Jeffery Keefer – Navigating liminality  – experience of being a doctoral student

  • Turners’ work on liminality.
  • Experiences of doctoral students who study at a distance. Specifically those who have problems along the way, liminal periods.
  • Students undergoing change periods. Kiley 2009 Learning journey as multi-dimensional, involving ontological, epistemological, emotional and professional development along with cognitive shifts in understanding. Wisker et al. 2010 Learning journey/rite of passage
  • Purpose to look at experience of doctoral students.
  • Using narrative inquiry – want to understand the story that people are sharing.

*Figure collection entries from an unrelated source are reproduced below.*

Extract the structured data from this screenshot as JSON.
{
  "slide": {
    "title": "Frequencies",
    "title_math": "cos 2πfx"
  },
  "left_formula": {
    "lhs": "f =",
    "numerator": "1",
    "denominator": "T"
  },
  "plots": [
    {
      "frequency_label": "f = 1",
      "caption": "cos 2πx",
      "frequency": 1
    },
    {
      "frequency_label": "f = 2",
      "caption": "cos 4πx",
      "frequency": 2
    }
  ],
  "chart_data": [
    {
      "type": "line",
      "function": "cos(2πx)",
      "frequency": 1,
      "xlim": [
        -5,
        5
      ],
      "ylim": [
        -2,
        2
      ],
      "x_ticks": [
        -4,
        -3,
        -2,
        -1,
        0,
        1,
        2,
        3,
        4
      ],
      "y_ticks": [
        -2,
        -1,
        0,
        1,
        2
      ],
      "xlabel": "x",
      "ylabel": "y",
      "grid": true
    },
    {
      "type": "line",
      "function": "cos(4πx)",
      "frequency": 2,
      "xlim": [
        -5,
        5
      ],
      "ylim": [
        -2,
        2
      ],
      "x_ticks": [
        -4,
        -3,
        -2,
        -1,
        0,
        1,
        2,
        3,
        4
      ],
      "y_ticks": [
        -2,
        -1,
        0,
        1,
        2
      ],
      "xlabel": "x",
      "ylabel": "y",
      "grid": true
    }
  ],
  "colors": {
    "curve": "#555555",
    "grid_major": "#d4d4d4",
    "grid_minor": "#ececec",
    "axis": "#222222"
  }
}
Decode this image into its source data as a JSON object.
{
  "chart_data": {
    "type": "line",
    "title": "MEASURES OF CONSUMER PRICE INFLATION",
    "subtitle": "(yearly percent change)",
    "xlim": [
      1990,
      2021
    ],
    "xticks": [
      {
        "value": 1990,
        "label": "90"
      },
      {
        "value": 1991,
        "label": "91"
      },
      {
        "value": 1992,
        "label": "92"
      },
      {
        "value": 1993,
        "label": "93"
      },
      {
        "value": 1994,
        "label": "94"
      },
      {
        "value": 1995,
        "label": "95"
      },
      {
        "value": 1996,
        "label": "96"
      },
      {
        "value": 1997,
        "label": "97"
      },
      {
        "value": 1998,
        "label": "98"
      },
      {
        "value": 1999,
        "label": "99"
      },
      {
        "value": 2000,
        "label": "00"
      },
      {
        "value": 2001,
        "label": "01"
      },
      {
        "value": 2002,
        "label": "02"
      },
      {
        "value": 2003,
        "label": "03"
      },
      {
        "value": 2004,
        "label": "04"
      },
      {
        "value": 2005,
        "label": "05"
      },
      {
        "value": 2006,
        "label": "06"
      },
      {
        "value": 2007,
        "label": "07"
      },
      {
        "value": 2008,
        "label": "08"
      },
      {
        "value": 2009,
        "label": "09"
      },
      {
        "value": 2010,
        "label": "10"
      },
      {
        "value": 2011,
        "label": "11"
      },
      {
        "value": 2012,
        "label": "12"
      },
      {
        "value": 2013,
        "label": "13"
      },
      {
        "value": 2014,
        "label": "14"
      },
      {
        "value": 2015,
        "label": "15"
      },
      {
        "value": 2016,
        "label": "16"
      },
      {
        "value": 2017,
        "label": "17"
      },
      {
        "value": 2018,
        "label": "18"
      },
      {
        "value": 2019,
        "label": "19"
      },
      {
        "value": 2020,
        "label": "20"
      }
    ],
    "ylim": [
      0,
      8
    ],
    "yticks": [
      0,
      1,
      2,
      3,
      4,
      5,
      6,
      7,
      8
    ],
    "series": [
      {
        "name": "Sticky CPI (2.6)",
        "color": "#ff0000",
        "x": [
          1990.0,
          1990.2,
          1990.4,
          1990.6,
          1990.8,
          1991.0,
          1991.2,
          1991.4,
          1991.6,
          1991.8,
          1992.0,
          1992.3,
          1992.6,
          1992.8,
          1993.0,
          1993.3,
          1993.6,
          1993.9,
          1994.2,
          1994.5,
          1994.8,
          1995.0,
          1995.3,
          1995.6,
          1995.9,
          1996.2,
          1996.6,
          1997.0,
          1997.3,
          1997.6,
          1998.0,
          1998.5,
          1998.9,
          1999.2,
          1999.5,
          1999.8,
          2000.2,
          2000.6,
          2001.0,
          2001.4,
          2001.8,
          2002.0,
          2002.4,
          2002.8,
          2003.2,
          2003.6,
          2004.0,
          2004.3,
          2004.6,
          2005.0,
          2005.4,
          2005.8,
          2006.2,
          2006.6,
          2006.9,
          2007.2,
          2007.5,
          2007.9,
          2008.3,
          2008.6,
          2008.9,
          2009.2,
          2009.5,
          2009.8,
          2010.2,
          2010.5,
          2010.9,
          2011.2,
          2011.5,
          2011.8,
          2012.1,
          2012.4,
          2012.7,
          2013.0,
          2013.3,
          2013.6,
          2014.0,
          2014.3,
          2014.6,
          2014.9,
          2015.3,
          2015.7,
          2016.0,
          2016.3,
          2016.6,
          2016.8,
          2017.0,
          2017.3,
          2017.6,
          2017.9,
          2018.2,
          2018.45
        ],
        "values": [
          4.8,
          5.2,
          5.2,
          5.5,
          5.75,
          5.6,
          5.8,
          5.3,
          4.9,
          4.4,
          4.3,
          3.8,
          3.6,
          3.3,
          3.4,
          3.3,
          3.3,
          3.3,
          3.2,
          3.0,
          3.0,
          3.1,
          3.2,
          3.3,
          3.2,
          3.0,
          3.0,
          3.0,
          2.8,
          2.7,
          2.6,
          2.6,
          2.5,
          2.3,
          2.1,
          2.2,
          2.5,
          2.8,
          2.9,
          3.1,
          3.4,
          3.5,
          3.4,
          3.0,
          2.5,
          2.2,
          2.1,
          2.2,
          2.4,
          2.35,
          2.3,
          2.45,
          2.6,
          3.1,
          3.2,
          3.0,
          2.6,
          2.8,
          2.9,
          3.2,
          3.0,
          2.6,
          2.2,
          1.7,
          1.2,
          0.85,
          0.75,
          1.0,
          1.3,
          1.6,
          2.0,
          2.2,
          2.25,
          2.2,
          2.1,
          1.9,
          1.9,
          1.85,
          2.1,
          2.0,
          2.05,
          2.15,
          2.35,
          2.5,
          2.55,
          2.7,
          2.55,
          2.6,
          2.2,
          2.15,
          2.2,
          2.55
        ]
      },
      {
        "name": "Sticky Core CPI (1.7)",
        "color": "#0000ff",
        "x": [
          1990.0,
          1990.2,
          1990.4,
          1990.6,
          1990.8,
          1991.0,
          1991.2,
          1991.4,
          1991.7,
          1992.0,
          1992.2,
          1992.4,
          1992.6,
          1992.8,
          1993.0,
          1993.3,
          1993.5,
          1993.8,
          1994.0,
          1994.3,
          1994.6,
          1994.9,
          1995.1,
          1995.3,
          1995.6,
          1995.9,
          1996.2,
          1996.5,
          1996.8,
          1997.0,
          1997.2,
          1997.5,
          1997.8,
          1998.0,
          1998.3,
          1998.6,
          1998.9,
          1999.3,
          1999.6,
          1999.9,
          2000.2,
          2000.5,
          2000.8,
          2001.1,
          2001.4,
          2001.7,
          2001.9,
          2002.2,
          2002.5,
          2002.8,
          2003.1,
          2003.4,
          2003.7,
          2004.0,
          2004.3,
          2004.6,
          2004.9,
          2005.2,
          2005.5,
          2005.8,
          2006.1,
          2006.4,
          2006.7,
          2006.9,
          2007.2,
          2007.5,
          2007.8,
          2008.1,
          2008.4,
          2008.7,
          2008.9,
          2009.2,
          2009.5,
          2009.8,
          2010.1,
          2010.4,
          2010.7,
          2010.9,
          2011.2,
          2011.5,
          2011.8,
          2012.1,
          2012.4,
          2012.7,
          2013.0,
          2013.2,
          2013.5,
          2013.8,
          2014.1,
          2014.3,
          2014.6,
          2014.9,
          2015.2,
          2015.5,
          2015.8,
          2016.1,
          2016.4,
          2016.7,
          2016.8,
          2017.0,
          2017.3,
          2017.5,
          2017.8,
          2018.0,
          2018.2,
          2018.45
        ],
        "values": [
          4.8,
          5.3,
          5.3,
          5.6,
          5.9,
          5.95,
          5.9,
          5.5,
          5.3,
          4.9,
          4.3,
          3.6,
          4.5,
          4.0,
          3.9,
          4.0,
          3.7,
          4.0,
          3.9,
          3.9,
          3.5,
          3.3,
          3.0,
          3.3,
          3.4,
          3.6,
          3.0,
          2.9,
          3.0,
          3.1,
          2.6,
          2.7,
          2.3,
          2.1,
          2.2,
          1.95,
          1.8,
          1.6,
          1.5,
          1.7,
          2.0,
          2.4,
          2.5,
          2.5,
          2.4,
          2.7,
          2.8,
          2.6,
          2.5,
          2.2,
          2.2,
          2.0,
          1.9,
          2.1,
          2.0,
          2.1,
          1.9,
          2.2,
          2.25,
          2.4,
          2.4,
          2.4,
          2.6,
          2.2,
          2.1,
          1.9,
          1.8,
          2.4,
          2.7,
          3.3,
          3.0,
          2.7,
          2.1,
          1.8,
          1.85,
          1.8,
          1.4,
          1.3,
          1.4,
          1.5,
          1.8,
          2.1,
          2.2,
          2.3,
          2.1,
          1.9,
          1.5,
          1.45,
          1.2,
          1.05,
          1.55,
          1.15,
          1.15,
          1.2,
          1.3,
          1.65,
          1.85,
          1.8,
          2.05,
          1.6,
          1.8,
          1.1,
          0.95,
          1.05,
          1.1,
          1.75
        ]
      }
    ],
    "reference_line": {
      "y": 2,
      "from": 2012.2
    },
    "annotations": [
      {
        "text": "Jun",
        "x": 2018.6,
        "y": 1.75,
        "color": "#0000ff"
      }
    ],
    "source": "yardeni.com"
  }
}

Constructing identity through storytelling Clandinin and Connelly 2000 Riessman 2008. Storytelling through conversation and dialogue.
  • Found participants through social media.
  • ANT lens
  • Fenwick 2010, Fenwick and Edwards 2010 Fox 2005 Oliver 2011.
  • Preliminary findings
  • Feelings of isolation led to challenges articulating and processing liminal experiences.
  • Liminal experiences were so strong they were relived during an interview.
  • Distance is contested and problematised.

Maria Cutajar – Networked learning experience of students in transition to HE – what how and why?

  • Professional practice and thesis project relationship
  • Cohort of ca 70 students (2011-2013), 8 week networked learning course – Basic Computing Principles targeting first year students.
  • Aims: investigating their experience of networked learning
  • Advance NL as a learning approach into the pre-university educational sector.
  • What different NL experiences do they have and make?
  • How do they perceive others as contributors of their learning in NL?
  • Experiences: disconnected, strategic experience, and connected experience.

Moira Hunter – Researchscapes in virtual worlds: unpacking researchers’ conceptualization of spatial semiotics

  • Focus on Virtual Worlds and what are they and 3D technologies – Like Secondlife and OpenSim. Not interested in what has been done in the past on identity, design, learning spaces. Interested in the researchers’ path and progress within their own research. From first perception and understanding of this space and how that changes as they work through their research process.
  • Talking about a space that is highly visual. Researcher comes to it with their own understanding and interpretation of the space.
  • Perspectives of research process. See a building in different ways depending on how we come to it. Meaning making of spaces.
  • Terms are not clear – Virtual Worlds, spaces, etc. Do not consider a moodle space as a VW.  Some look at the VW as a container. Whereas actually might it be more appropriate to adopt a more open perspective as others factors will impact on what happens within the space, your socio-cultural background will have an influence.
  • Expansive learning theory, spatial semiotics and phenomenography.
  • What criteria are considered in selecting the space of inquiry by the researchers?
  • How are these selected boundaries transformed if at all in the process of the studies?
  • How, if at all, has the shifting of boundaries enhance the research outcomes?